3 Ways to Manage Your Website Content
There are 3 common kinds of systems website owners use to manage the content on their sites. Some are more powerful and more flexible, but also require more effort to setup and maintain. Which system is right for you depends on what kind of web site you need.
- Manually upload HTML files. This is the simplest, and the most limited way to manage your website content.
- Use blog software. This lets you publish large amounts of up-to-date content, and it provides some powerful ways to organize your content and market your website to users.
- Use a content-management system. With a CMS, your website can blow you away. Add in some custom programming, and you can do almost anything you can imagine.
There is a disadvantage to all this power, however. It’s like the difference between riding a bicycle, driving a car, and flying an airplane. A plane will get you a lot farther, a lot faster, but there’s a lot more that can go wrong. If you want cheap and reliable, and if a bike will get you where you want to go, then that’s the way to go. There’s also some overlap between the three. If I needed to get from New York to Tampa Bay, I could fly or I could drive. Flying will get me there much faster, but it’ll be more expensive, and you’ll have to deal with the TSA to boot. Which means of transportation you choose depends on the particular trip you want to take.

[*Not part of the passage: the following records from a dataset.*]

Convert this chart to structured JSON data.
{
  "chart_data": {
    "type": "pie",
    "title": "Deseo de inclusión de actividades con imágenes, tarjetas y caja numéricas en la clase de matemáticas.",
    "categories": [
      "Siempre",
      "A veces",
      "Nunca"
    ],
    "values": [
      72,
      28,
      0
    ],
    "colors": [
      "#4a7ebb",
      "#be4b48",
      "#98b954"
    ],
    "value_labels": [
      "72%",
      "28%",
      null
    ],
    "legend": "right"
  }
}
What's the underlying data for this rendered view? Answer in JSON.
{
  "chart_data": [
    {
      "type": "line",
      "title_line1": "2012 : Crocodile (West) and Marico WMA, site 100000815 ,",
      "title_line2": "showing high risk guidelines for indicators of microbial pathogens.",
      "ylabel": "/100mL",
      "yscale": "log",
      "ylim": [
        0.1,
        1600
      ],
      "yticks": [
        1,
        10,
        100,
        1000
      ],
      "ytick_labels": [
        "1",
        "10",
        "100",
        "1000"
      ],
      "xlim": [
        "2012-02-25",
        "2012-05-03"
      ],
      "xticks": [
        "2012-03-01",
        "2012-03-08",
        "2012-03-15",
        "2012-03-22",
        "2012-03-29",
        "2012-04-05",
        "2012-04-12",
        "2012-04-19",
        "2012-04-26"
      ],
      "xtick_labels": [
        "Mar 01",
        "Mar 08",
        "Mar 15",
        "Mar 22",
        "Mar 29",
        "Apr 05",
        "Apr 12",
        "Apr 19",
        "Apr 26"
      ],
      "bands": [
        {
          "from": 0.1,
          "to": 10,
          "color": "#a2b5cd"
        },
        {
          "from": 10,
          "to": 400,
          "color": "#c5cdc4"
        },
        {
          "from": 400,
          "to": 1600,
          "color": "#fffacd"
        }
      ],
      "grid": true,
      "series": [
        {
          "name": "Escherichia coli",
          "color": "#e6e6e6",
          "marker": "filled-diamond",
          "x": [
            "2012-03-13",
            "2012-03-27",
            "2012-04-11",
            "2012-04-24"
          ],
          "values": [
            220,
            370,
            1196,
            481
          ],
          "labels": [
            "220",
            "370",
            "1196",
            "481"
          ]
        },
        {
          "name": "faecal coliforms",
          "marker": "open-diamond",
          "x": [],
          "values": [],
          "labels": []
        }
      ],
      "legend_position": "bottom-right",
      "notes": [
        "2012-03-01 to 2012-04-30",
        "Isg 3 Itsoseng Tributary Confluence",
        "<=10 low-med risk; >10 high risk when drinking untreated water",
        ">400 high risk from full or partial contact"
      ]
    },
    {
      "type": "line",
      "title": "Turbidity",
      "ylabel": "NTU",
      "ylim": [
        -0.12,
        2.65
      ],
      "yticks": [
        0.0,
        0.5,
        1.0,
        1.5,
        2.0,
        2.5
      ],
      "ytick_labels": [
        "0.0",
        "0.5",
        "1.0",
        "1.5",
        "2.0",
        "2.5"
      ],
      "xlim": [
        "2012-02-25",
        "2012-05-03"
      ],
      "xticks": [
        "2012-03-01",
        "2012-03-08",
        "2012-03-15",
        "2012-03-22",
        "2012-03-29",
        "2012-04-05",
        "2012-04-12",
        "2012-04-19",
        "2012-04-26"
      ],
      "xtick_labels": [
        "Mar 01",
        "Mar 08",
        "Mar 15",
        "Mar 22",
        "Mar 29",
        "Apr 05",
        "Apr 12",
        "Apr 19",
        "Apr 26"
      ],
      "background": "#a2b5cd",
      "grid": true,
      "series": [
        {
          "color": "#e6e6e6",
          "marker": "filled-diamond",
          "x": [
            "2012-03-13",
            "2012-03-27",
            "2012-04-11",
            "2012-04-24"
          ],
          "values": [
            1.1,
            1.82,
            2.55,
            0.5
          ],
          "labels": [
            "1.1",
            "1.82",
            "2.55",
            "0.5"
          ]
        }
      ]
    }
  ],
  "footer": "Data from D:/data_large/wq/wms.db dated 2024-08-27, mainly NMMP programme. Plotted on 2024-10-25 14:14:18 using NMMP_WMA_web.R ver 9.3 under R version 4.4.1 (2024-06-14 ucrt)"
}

It’s the same way with these three ways of managing your web content. Each level overlaps into the others:
- Some businesses have extensive on-line article archives, which they publish using hand-coded HTML. Usually, you’d use a CMS to manage a collection of documents this large.
- I’ve even seen people provide Web 2.0 features like RSS feeds using hand-coded RSS! I’m just glad I don’t have to do that.
- And some users use their blog software as a CMS. They install plug-ins up the wazoo, even tweak the software with custom programming.
- Still others install a CMS just to put up a simple, 5-page website. They could have used manual HTML. But they chose the automated software, because they want the flexibility to rearrange it, extend it, or change the look and feel of it easily.
So there are no hard and fast rules. You have to use your own judgement to determine where you want to go and how fast you want to get there.